当社グループの事業運営上必要な運転資金及び設備資金については、自己資金又は借入金により調達することとしております。当連結会計年度末における有利子負債の残高は218百万円、現金及び現金同等物の残高は2,240百万円であります。なお、現時点において特記すべき重要な資本的支出の予定はありません。
(参考) キャッシュ・フローの関連指標の推移
| 2016年 6月期 | 2017年 6月期 | 2018年 6月期 | 2019年 6月期 | 2020年 6月期 | |
| 自己資本比率(%) | 55.8 | 55.5 | 57.4 | 57.4 | 59.7 |
| 時価ベースの自己資本比率(%) | 125.9 | 139.5 | 153.0 | 112.0 | 170.2 |
| キャッシュ・フロー対有利子負債比率(%) | ― | 223.6 | 111.4 | 52.0 | 48.2 |
| インタレスト・カバレッジ・レシオ(倍) | ― | 40.3 | 89.7 | 180.9 | 224.2 |
(注) 自己資本比率:期末自己資本/期末資産の部合計×100
※自己資本=純資産合計-(新株予約権+非支配株主持分)
時価ベースの自己資本比率:株式時価総額/総資産
キャッシュ・フロー対有利子負債比率:有利子負債/営業キャッシュ・フロー
インタレスト・カバレッジ・レシオ:営業キャッシュ・フロー/利払い
※株式時価総額は、期末株価終値×期末発行済株式数により算出
※営業キャッシュ・フローは、営業活動によるキャッシュ・フローを使用
※有利子負債は、連結貸借対照表に計上されている負債のうち利子を支払っている全ての負債を対象
※インタレスト・カバレッジ・レシオの計算における利払いは、連結損益計算書に計上されている支払利息を対象
※2016年6月期のキャッシュ・フロー対有利子負債比率及びインタレスト・カバレッジ・レシオは営業キャッシュ・フローがマイナスであるため記載しておりません。

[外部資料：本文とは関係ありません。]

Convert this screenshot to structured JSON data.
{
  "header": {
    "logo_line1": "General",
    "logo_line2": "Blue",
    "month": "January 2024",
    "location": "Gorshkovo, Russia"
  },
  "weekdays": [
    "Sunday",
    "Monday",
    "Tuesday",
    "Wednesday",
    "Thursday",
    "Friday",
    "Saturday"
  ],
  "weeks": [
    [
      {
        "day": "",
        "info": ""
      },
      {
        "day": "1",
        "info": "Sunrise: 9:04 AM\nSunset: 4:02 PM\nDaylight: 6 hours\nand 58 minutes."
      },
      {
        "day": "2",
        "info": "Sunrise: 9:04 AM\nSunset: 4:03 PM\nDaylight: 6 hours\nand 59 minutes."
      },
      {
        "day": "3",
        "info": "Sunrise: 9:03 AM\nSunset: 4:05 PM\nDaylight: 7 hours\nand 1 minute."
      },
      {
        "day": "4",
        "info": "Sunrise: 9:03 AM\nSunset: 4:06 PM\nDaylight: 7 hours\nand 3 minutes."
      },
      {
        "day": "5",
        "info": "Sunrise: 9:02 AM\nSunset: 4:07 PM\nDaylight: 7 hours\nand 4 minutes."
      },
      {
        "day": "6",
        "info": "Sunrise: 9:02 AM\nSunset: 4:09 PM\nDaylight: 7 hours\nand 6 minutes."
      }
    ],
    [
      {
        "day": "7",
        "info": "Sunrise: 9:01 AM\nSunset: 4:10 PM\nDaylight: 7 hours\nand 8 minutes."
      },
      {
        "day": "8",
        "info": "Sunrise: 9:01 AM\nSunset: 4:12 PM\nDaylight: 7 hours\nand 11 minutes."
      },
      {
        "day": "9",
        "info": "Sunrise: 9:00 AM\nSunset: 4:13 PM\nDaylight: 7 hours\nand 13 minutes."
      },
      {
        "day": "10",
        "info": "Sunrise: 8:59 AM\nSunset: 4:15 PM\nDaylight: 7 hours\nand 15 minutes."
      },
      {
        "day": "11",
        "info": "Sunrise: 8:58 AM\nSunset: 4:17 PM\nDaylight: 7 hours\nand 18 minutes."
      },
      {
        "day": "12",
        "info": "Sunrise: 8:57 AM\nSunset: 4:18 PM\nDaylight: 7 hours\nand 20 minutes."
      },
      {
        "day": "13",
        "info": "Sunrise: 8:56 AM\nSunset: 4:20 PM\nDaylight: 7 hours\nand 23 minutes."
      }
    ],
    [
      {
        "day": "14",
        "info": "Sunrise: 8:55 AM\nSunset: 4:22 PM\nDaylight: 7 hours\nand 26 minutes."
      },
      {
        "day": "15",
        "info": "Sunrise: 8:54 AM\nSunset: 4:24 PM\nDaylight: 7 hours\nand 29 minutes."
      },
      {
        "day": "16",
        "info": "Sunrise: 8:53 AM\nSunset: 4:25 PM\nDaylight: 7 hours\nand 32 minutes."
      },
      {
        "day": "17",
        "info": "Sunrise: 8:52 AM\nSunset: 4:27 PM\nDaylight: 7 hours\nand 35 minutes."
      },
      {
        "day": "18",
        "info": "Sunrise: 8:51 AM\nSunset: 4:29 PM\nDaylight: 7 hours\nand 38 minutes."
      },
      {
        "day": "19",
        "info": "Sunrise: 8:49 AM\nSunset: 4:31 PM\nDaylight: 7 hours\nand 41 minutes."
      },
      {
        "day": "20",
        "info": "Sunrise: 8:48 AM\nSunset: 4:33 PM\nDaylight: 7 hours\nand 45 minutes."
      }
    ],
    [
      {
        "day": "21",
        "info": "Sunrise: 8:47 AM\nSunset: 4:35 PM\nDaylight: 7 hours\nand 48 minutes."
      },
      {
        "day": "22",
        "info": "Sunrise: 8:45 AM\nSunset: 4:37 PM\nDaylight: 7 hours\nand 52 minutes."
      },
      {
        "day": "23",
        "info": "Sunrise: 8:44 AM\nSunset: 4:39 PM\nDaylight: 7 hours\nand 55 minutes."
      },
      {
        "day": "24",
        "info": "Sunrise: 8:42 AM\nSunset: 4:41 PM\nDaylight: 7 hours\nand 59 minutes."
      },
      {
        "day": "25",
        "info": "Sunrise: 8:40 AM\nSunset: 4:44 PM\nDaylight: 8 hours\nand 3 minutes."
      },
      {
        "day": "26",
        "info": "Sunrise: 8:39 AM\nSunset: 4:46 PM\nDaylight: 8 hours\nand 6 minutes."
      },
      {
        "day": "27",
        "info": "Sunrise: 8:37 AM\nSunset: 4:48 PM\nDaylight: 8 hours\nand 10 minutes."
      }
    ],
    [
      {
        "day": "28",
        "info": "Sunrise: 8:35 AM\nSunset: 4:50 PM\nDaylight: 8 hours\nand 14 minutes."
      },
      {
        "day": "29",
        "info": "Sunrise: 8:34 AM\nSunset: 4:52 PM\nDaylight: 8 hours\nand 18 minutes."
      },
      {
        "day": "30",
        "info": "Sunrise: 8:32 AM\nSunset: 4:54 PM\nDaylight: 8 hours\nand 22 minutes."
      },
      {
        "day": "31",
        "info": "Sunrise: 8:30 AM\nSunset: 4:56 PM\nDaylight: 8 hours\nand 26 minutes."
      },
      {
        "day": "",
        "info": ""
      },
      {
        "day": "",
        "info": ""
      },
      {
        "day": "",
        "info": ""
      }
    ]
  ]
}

e. 経営方針・経営戦略、経営上の目標の達成状況を判断するための客観的な指標等の達成・進捗状況
当社グループは、企業価値の向上と継続的な成長のため、財務基盤の強化と収益力の向上に重点を置いております。中期経営計画の目標にも掲げましたとおり、ROE(株主資本利益率)及び時間当たり付加価値を重要な経営目標としており、その進捗状況については以下のとおりであります。
| 第28期 2019年6月期 (実績) | 第29期 2020年6月期 (実績) | 第30期 2021年6月期 (予想) | |
| ROE(%) | 15.0 | 17.4 | 12.0 |
| 時間当たり付加価値(円) | 3,425 | 3,730 | 3,600 |
当連結会計年度では目標としておりましたROE13%以上、時間当たり付加価値の目標3,600円を達成いたしました。「第2 事業の状況 1 経営方針、経営環境及び対処すべき課題等」に記載のとおり、今後も中期経営計画に基づき、企業価値を高め、より一層株主価値の向上に努めてまいります。